Third place: Sleep-Umzzz idea dormant

jwyss@MiamiHerald.com

Sleep-Umzzz took third place last year offering grown-ups a chance to do what they used to do in kindergarten: nap.

The father and son team of Robert and Paul Dollar proposed building yacht-style berths that would be installed in public places and rented by the hour. Their ideal audience? The groggy masses of jet-lagged travelers who haunt airport lobbies looking for shut-eye.

The Sleep-Umzzz cabins would each have a bunk and a chair and would give hollow-eyed souls the opportunity to check their e-mail, make a call, watch a movie or sleep. While there are competing concepts already in the market, none offer the space or privacy that the Dollars envision.

''Other people are coming up with chairs and hoods that you can [use to] isolate yourself, but that does nothing'' for, say, a mother traveling with children or ''someone who wants to kick off their shoes and get some work done,'' said Robert Dollar.

The concept found fertile ground with our judges. But nine months later, the dream is still dormant.

While the Dollars were able to make contacts at Miami International Airport -- where they imagined a warren of Sleep-Umzzz cubbies would be a hit -- and have shared their plans with three investors, they've yet to find the roughly $266,000 they need to launch the venture in earnest.

Still, the duo believe the plan will work. By renting out the modular cubbies at $20 for the first three hours and $10 for each additional hour, the Dollars expect they would break even at 60 percent occupancy of the 16-cabin array they envisioned.

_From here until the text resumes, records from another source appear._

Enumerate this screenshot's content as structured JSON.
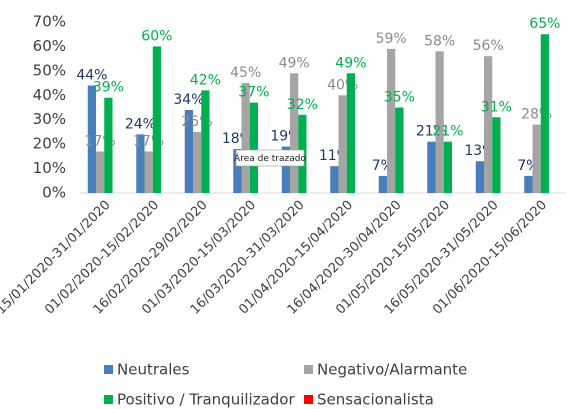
{
  "chart_data": {
    "type": "bar",
    "categories": [
      "15/01/2020-31/01/2020",
      "01/02/2020-15/02/2020",
      "16/02/2020-29/02/2020",
      "01/03/2020-15/03/2020",
      "16/03/2020-31/03/2020",
      "01/04/2020-15/04/2020",
      "16/04/2020-30/04/2020",
      "01/05/2020-15/05/2020",
      "16/05/2020-31/05/2020",
      "01/06/2020-15/06/2020"
    ],
    "series": [
      {
        "name": "Neutrales",
        "color": "#4a7ebb",
        "label_color": "#1f3864",
        "values": [
          44,
          24,
          34,
          18,
          19,
          11,
          7,
          21,
          13,
          7
        ],
        "value_labels": [
          "44%",
          "24%",
          "34%",
          "18%",
          "19%",
          "11%",
          "7%",
          "21%",
          "13%",
          "7%"
        ]
      },
      {
        "name": "Negativo/Alarmante",
        "color": "#a5a5a5",
        "label_color": "#8c8c8c",
        "values": [
          17,
          17,
          25,
          45,
          49,
          40,
          59,
          58,
          56,
          28
        ],
        "value_labels": [
          "17%",
          "17%",
          "25%",
          "45%",
          "49%",
          "40%",
          "59%",
          "58%",
          "56%",
          "28%"
        ]
      },
      {
        "name": "Positivo / Tranquilizador",
        "color": "#00b050",
        "label_color": "#00b050",
        "values": [
          39,
          60,
          42,
          37,
          32,
          49,
          35,
          21,
          31,
          65
        ],
        "value_labels": [
          "39%",
          "60%",
          "42%",
          "37%",
          "32%",
          "49%",
          "35%",
          "21%",
          "31%",
          "65%"
        ]
      },
      {
        "name": "Sensacionalista",
        "color": "#ff0000",
        "label_color": "#ff0000",
        "values": [
          null,
          null,
          null,
          null,
          null,
          null,
          null,
          null,
          null,
          null
        ]
      }
    ],
    "ylim": [
      0,
      70
    ],
    "yticks": [
      {
        "value": 0,
        "label": "0%"
      },
      {
        "value": 10,
        "label": "10%"
      },
      {
        "value": 20,
        "label": "20%"
      },
      {
        "value": 30,
        "label": "30%"
      },
      {
        "value": 40,
        "label": "40%"
      },
      {
        "value": 50,
        "label": "50%"
      },
      {
        "value": 60,
        "label": "60%"
      },
      {
        "value": 70,
        "label": "70%"
      }
    ],
    "grid": false,
    "legend": "bottom",
    "annotations": [
      "Área de trazado"
    ]
  }
}
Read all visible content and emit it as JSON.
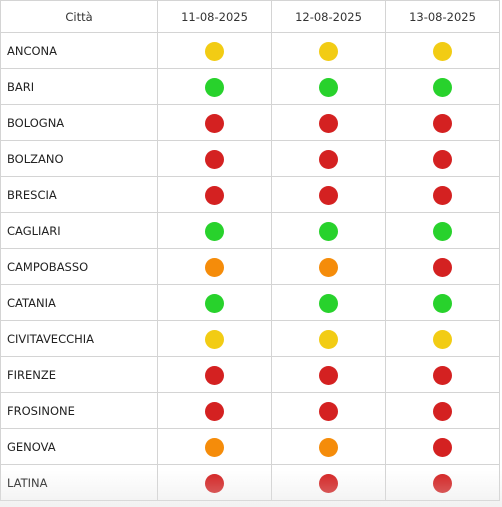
{
  "table": {
    "headers": [
      "Città",
      "11-08-2025",
      "12-08-2025",
      "13-08-2025"
    ],
    "rows": [
      {
        "city": "ANCONA",
        "levels": [
          "yellow",
          "yellow",
          "yellow"
        ]
      },
      {
        "city": "BARI",
        "levels": [
          "green",
          "green",
          "green"
        ]
      },
      {
        "city": "BOLOGNA",
        "levels": [
          "red",
          "red",
          "red"
        ]
      },
      {
        "city": "BOLZANO",
        "levels": [
          "red",
          "red",
          "red"
        ]
      },
      {
        "city": "BRESCIA",
        "levels": [
          "red",
          "red",
          "red"
        ]
      },
      {
        "city": "CAGLIARI",
        "levels": [
          "green",
          "green",
          "green"
        ]
      },
      {
        "city": "CAMPOBASSO",
        "levels": [
          "orange",
          "orange",
          "red"
        ]
      },
      {
        "city": "CATANIA",
        "levels": [
          "green",
          "green",
          "green"
        ]
      },
      {
        "city": "CIVITAVECCHIA",
        "levels": [
          "yellow",
          "yellow",
          "yellow"
        ]
      },
      {
        "city": "FIRENZE",
        "levels": [
          "red",
          "red",
          "red"
        ]
      },
      {
        "city": "FROSINONE",
        "levels": [
          "red",
          "red",
          "red"
        ]
      },
      {
        "city": "GENOVA",
        "levels": [
          "orange",
          "orange",
          "red"
        ]
      },
      {
        "city": "LATINA",
        "levels": [
          "red",
          "red",
          "red"
        ]
      }
    ]
  },
  "colors": {
    "yellow": "#f2cc14",
    "green": "#28d22c",
    "red": "#d42121",
    "orange": "#f58c0a",
    "grid": "#d4d4d4"
  }
}
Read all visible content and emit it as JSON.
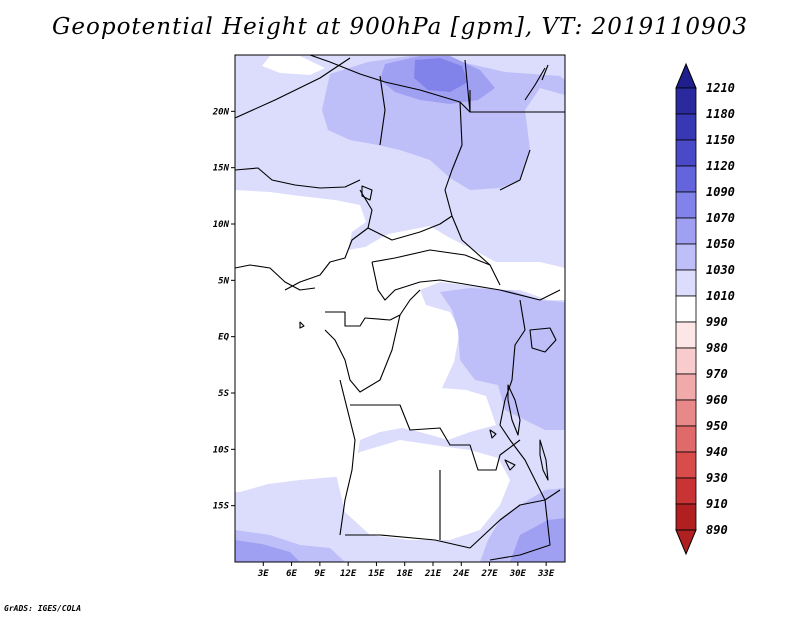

There's a sense of urgency to the venture. On occasion they hear about other companies toying with similar concepts, said Paul Dollar, 19, a film and design student at Miami Dade College. ``It's going to pop up eventually if we don't do it.''

Recently the duo have been revisiting the plan and considering taking it to an airline that may be interested in co-branding the project.

It's worth a shot, said Paul.

''There's nothing worse than not trying,'' he said.